The administration is reportedly pushing to have 40 percent of car sales be electric by the end of the decade, a major leap from the roughly 2 percent of sales they make up today. 

Still, experts on the industry say the jump can be achieved, and some proponents say the administration should try to go further. 


“There has to be a process of change, but the transition can actually happen pretty quickly,” said Jessika Trancik, a professor who researches energy systems at the Massachusetts Institute of Technology.

“Many automakers are now ... making announcements about electrifying the vehicle models that they offer, so I think that that’s really important,” Trancik said. “The role of government policy of course is to make those sorts of decisions even more attractive and accelerate that whole process and also to put incentives in place so that electric vehicles can be available to people with different income levels.”

The transportation sector is the largest contributor to greenhouse gas emissions in the country, so reducing vehicle emissions is a major way the Biden administration can reach its goal of cutting greenhouse gas emissions in half by 2030 compared to 2005 levels. The administration also hopes to reach carbon neutrality by 2050. 

To have 40 percent of the U.S. auto fleet consist of electric vehicles, the nation will need cheaper models and more charging stations, said Trancik.

“The way government can have the most impact with these policies is to think carefully about incentives that leverage the innovation potential in the private sector,” she added. 

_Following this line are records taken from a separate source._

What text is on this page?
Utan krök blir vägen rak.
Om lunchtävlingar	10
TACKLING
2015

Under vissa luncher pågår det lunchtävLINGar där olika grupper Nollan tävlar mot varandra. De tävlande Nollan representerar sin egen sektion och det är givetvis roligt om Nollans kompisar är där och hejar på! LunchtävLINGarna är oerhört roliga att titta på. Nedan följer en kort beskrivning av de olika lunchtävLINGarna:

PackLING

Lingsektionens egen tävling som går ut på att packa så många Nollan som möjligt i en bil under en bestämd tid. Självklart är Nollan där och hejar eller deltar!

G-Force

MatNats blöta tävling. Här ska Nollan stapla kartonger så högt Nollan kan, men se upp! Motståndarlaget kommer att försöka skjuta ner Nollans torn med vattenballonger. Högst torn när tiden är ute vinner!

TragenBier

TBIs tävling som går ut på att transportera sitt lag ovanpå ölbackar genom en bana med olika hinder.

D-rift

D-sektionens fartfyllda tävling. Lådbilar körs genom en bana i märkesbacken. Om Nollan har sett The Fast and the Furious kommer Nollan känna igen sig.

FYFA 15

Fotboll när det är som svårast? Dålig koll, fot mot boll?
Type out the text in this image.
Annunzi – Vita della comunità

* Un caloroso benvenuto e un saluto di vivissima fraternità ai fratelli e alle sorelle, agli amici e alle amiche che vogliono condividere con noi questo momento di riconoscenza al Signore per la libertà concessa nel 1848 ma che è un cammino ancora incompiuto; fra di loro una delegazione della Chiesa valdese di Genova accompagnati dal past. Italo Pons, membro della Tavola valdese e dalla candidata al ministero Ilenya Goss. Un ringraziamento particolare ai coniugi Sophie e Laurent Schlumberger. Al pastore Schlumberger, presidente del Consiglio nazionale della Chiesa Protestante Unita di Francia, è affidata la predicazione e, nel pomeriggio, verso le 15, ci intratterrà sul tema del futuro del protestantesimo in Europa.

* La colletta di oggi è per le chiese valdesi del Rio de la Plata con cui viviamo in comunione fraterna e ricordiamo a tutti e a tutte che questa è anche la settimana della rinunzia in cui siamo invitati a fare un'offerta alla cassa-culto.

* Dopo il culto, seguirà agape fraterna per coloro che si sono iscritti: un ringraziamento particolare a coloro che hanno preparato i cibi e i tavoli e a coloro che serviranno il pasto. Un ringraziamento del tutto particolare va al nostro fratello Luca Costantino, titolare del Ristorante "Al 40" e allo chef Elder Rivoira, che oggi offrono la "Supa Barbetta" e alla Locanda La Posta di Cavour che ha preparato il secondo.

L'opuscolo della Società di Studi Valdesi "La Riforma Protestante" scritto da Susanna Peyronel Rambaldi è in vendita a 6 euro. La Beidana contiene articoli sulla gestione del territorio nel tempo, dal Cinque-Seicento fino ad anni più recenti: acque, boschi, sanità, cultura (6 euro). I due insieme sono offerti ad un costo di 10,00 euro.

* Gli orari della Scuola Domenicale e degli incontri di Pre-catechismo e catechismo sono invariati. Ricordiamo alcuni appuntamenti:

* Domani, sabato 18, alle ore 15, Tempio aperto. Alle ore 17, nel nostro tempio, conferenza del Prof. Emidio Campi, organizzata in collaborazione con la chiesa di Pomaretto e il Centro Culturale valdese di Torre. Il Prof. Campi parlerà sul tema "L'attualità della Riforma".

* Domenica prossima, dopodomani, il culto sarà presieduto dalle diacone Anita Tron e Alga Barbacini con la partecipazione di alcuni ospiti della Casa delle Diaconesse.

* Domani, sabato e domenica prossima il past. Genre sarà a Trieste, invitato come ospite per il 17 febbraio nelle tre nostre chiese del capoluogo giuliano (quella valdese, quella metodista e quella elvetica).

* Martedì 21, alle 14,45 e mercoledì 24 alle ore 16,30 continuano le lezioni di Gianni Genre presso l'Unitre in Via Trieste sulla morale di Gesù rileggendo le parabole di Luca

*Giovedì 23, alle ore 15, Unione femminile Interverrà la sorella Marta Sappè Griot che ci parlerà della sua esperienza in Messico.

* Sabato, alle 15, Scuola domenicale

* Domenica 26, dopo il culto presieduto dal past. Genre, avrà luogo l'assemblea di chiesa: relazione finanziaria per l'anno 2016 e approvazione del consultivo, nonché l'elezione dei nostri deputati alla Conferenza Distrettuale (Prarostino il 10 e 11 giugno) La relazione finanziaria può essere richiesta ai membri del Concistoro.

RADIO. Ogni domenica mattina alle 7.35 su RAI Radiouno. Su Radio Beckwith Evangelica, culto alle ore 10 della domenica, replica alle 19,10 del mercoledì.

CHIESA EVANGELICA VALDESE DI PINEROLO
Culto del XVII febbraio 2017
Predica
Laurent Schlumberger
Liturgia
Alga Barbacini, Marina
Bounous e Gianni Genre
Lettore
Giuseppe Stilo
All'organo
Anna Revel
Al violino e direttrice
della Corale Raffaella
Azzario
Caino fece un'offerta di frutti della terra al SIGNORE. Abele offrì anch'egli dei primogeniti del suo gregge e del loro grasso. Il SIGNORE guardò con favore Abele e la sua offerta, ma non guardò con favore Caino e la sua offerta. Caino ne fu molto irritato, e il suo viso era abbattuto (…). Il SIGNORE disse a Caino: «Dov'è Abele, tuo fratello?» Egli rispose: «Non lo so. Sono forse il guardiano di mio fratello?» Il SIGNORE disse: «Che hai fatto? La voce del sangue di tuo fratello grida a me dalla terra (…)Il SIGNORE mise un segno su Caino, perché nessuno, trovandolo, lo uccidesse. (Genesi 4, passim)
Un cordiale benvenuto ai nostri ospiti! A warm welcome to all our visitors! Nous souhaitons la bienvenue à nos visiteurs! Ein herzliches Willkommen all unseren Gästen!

Josh Linn, a professor who researches the effects of environmental policies and market incentives at the University of Maryland, said one task ahead of automakers is to “figure out how to get consumers to like electric cars.”


“I think that’s sort of the biggest obstacle right now,” he said. “Consumers just don’t seem to be terribly excited about them.”

He also noted limited choices for less-expensive vehicles, and said there would need to be additional reductions in battery costs so that automakers can sell them profitably. 

Linn said that reaching the goal is not just about the government spending money, but spending that money wisely. 

He said one approach should be “providing some support for the charging stations but not full support” so that companies also have to invest in charging stations themselves. He said subsidies should be targeted to lower-income consumers. 

The reported 40 percent goal comes as the House and Senate debate infrastructure legislation, which is expected to include funding aimed at incentivizing the buildout of 500,000 electric vehicle charging stations. 

Democrats have also indicated that they’ll include clean vehicle tax credits in a budget reconciliation package that will only need Democratic votes to pass if there are no defectors.

Meanwhile, several automakers have independently indicated that they’ll shift toward electric vehicles. GM has pledged to have an all-electric light-duty fleet by 2035 and Ford has said that 40 percent of its vehicle sales worldwide will be electric by 2030. 

Margo Oge, who directed the Environmental Protection Agency’s Office of Transportation and Air Quality for 18 years, said the fact that so many automakers are already on board means that the Biden administration should try to push them even further. 

“Given where we are with all the investments that the car companies are making, I believe the president can do better than 40 percent,” Oge said. 

“If you ask a company today what it can do 10 years from now, they’re going to be conservative,” she said. “If companies are saying today ‘we will support 40 percent [zero emissions vehicles] by 2030’ I believe that the White House can get them to up that position to 50 and 60 percent.”

Oge has called for making 50 to 60 percent of U.S. vehicle sales electric by 2030. By 2035, she said the country should aim to end sales of new cars that are gas-powered.

“Cars last in the marketplace for 12 to 15 years, so if we’re going to be carbon neutral in 2050 ... by 2035 we have to zero out new sales of gasoline and diesel cars,” she said.